Insights Into the Origin of Earth's hum and Microseisms

We have recently documented that the sources of Earth's background free oscillations in the 2-7 mHz frequency range, are primarily in the oceans. We used array data from two regional networks of VBB seismometers, in California (Berkeley Digital Seismic Network) and in Japan (F-NET). We proposed a mechanism for their generation, involving the coupling of infragravity waves with the ocean floor, where the infragravity waves would be produced through non-linear interactions between storm generated ocean waves. The precise mechanism of this atmosphere-ocean-seafloor coupling is however not yet well understood, as well as their relation to microseisms, another type of seismic noise originating from ocean waves, which dominates seismic records in the period range 0.1-1 Hz. In order to gain further insight into these intriguing phenomena, we have focused on the North Pacific region, where the dominant sources of hum appear to be located in the northern hemisphere winter.
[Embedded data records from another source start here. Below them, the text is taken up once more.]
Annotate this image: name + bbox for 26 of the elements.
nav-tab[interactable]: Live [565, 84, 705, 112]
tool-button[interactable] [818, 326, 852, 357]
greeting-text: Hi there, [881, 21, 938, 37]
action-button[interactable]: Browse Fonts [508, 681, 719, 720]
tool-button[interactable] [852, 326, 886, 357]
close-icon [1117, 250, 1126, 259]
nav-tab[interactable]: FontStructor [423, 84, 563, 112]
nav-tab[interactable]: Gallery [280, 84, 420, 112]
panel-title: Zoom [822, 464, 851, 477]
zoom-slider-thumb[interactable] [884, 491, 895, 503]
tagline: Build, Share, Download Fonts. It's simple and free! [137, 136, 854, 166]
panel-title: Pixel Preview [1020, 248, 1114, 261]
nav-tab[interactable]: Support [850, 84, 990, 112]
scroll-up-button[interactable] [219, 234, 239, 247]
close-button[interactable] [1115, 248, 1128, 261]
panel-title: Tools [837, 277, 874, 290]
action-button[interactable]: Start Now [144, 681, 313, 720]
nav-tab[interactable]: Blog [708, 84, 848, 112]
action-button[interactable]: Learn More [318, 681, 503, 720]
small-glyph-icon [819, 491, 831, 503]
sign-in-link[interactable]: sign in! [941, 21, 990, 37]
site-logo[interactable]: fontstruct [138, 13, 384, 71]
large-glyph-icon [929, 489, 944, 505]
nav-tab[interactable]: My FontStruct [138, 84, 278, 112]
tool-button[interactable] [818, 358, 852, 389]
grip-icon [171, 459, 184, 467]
We have assembled a dataset of significant wave height recordings at buoys deployed by the National Oceanographic Atmospheric Administration (NOAA) and Japan Meteorological Agency (JMA) for a five day period in 2000, during which two large storms develop and propagate across the Pacific, there are no significant earthquakes, and the background "hum" is maximum. From the temporal correlations between the signature of the storms on the buoy data and the seismic low frequency Rayleigh wave background noise, we infer that the coupling with the seafloor most likely occurs near the coast, around the rim of the north Pacific ocean. We also show that we can track the generated Rayleigh waves as they propagate from West to East across the continental United States. We have also assembled and processed 3 years of microseism data at stations of the BDSN, F-NET arrays, and show a strong correlation of amplitude fluctations in the microseismic band with that in the "hum" band during the northern hemispheric winter, but not during summer months, suggesting that in the winter, the microseisms and hum have a common "regional" or "local" origin, whereas in the summer, the origin of the hum is indeed distant (southern hemisphere) while the microseisms remain local.